D’autres possibilités existent encore. Par exemple, le dépôt d’une motion préalable de rejet, avant le vote du texte. Si une telle motion était adoptée, cela mettrait fin aux débats. Le député centriste Charles de Courson envisageait, hier, de faire appel à ce procédé, en, sachant que sa position de centriste pourrait lui permettre de recueillir les suffrages aussi bien de la Nupes que du Rassemblement national.

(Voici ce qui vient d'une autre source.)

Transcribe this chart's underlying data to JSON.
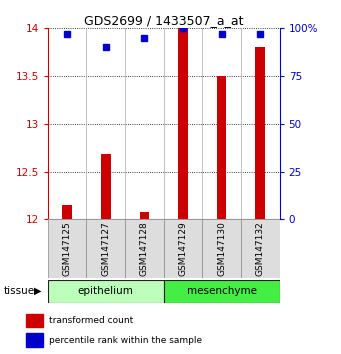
{
  "title": "GDS2699 / 1433507_a_at",
  "samples": [
    "GSM147125",
    "GSM147127",
    "GSM147128",
    "GSM147129",
    "GSM147130",
    "GSM147132"
  ],
  "red_values": [
    12.15,
    12.68,
    12.08,
    14.0,
    13.5,
    13.8
  ],
  "blue_values": [
    97,
    90,
    95,
    100,
    97,
    97
  ],
  "ylim_left": [
    12,
    14
  ],
  "ylim_right": [
    0,
    100
  ],
  "yticks_left": [
    12,
    12.5,
    13,
    13.5,
    14
  ],
  "ytick_labels_left": [
    "12",
    "12.5",
    "13",
    "13.5",
    "14"
  ],
  "yticks_right": [
    0,
    25,
    50,
    75,
    100
  ],
  "ytick_labels_right": [
    "0",
    "25",
    "50",
    "75",
    "100%"
  ],
  "tissue_groups": [
    {
      "label": "epithelium",
      "start": 0,
      "end": 3,
      "color": "#bbffbb"
    },
    {
      "label": "mesenchyme",
      "start": 3,
      "end": 6,
      "color": "#44ee44"
    }
  ],
  "tissue_label": "tissue",
  "bar_color": "#cc0000",
  "square_color": "#0000cc",
  "legend_red_label": "transformed count",
  "legend_blue_label": "percentile rank within the sample",
  "background_color": "#ffffff",
  "left_axis_color": "#cc0000",
  "right_axis_color": "#0000cc",
  "sample_box_color": "#dddddd",
  "sample_box_edge": "#888888",
  "bar_width": 0.25
}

Enfin, le gouvernement garde une ultime carte dans sa manche, bien que celle-ci ne soit plus évoquée depuis plusieurs jours : celle d’aller jusqu’au bout des dispositions de l’article 47-1 de la Constitution, qu’il a invoqué dès le début du processus parlementaire : cet alinéa de la Constitution dispose que si un projet de loi de financement de la Sécurité sociale n’est pas adopté par le Parlement 50 jours après son dépôt, le gouvernement peut le mettre en œuvre par ordonnance, c’est-à-dire sans débat. L’inconvénient majeur de cette stratégie – outre qu’elle apparaîtrait là encore comme un passage en force – est qu’elle revient à reculer pour mieux sauter : car tôt ou tard, une ordonnance doit être ratifiée par le Parlement, ce qui voudrait dire, dans quelques mois, la relance d’un débat qui aura déjà fait beaucoup de dégâts politiques pour le gouvernement.
Le pays, ce soir, aura probablement soit une réforme des retraites accouchée dans la douleur, soit plus de gouvernement. À moins que, si le texte est rejeté, celui-ci décide de repartir dans une nouvelle navette parlementaire, tout aussi incertaine.